PDPA : Personal Data Protection Act

PDPA stands for Personal Data Protection Act B.E. 2019 (2019). The law came into force on June 1, 2022. It is a law on the authorization of personal data subjects. Establish standards for keeping personal information safe. And used for purposes according to the consent of the subject of personal data such as name, address, phone number, photograph, bank account, email, LINE ID, website account, fingerprint, health history, etc., which can identify the owner of the data. that It can be data in the form of documents, paper, books, or stored electronically.
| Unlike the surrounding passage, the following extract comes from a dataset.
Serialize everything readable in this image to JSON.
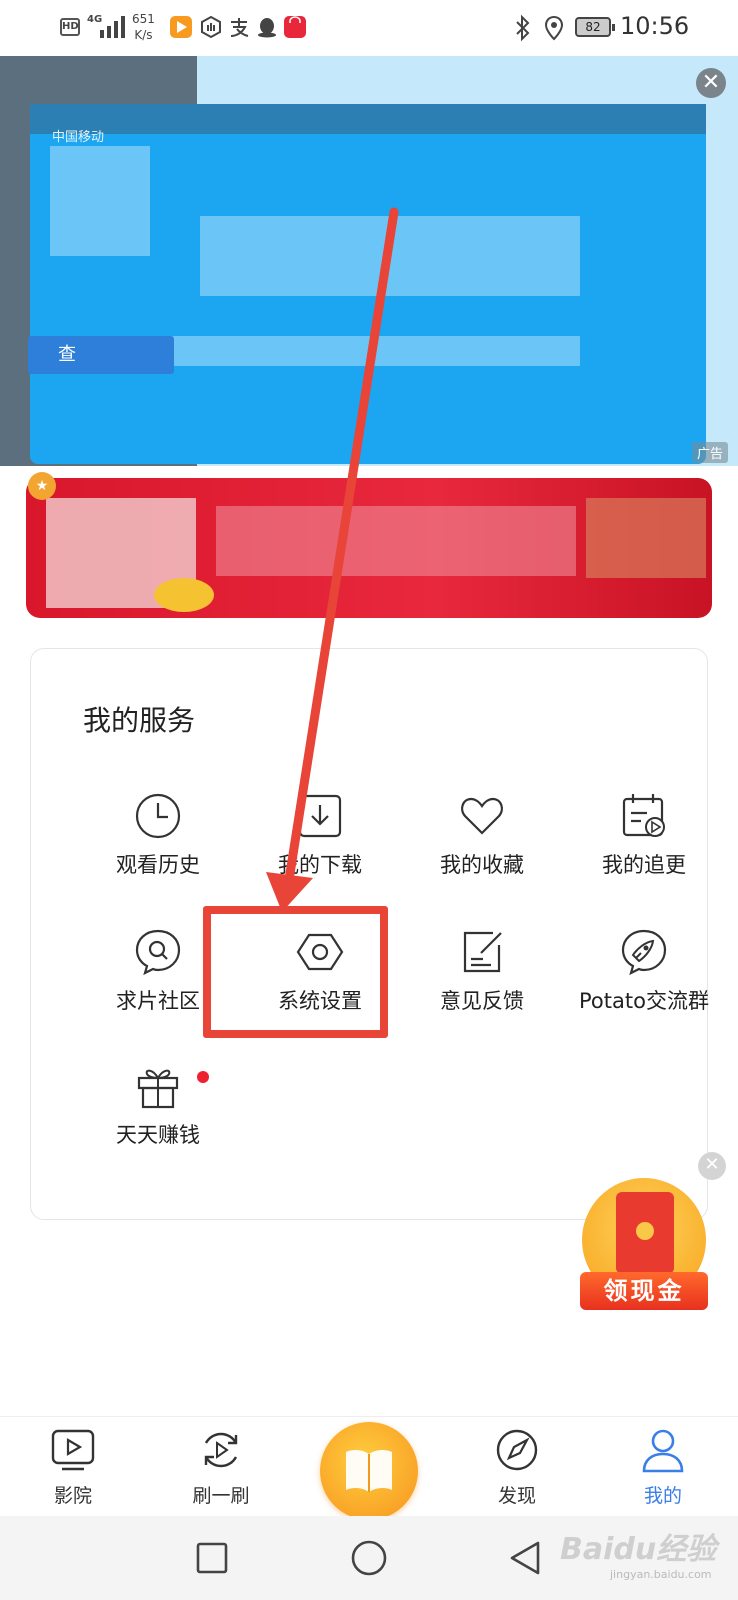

To collect personal information, collect personal information, use personal information or for the disclosure of personal information All of which are related to this Act that must be complied with. If anyone or any organization fails to comply, there will be legal penalties. The PDPA's penalties for those who do not comply are There are civil penalties, criminal penalties, and administrative penalties.

How is PDPA important?

The importance of PDPA is to empower data subjects with rights over personal data that has already been collected. or are going to be stored more To create security and privacy for data owners with important rights Right to Acknowledgment and Acceptance of Personal Data Collection and the right to request access to personal data objection and revocation of data collection and use and the right to request the removal or destruction of personal data

Increased rights of data subjects This causes enterprise operators and companies to modify the process of collecting and taking personal data of data subjects, whether they are customers. Employees in the organization or any person involved in accordance with the practices of the PDPA, the Personal Data Protection Act.

If you are an entrepreneur Or represent an organization that handles PDPA matters. Today, we'll help you change the way they operate to comply with PDPA laws.

If you want to collect information data processing put data to use Including the maintenance and security of personal information of customers and related parties. You will need to perform the following steps urgently. Because Thailand has now started enforcing the PDPA Act, if you fail to comply with the PDPA principles, you may face serious civil, criminal and administrative penalties.

In addition, there is another type of personal data that this Act gives importance and has severe penalties in case of leaking to the public that is Sensitive Personal Data, namely: Information ethnicity, ethnicity, political opinions, cult beliefs Religious or philosophical, sexual behavior, criminal record, health information, disability or mental health information, trade union information, genetic information, biometric information, any other information that affects the subject of information in a similar manner as determined by the Committee.

The rights of the personal data subject (Data Subject Rights) are as follows:

1. Right to be informed

2. Right to request access to personal data

3. Right to object to the collection, use or disclosure of personal information

4. Right to request removal or destruction

5. Right to withdraw consent

6. Right to request to suspend the use of information

7. Right to request correction of personal data

8. Right to request the transfer of personal data

On the part of the controller of personal data whether a natural person or a juristic person (companies, shops, foundations, associations, agencies, organizations, shops or anything else) if personal information is collected or use of personal information or disclosed for any purpose Consent from the data subject is also required. It is necessary to clearly state how the information will be used. unless it is in accordance with the exception that The Act stipulates 6 items as follows:

· It is the performance of a contract.

· It is a use that is authorized by law.

· It is a life-saving use and/or a person's body

· It is used for statistical research.

· It is used for public benefit.

· It is used to protect interests. or their own rights

It can be seen that PDPA or the Personal Data Protection Act. come to want to maintain the rights of the data owner However, before using the data, the data collector must obtain the consent of the data owner. The data subject should also carefully consider that each time the personal data is provided. for what purpose And we can refuse to provide that information. In order to prevent misuse or exploitation of our personal data, it is possible.


for the data collector It is a very direct impact on the PDPA that must be complied with. The personal data controller therefore has to set up a personal data security policy within the organization and educate personnel in the organization, know the scope of collection, use and dissemination of personal data, have a data storage system. Secure personal, access to personal information is restricted, personal information usage activity is recorded. These are all essential that data controllers comply with in order to continue complying with the PDPA.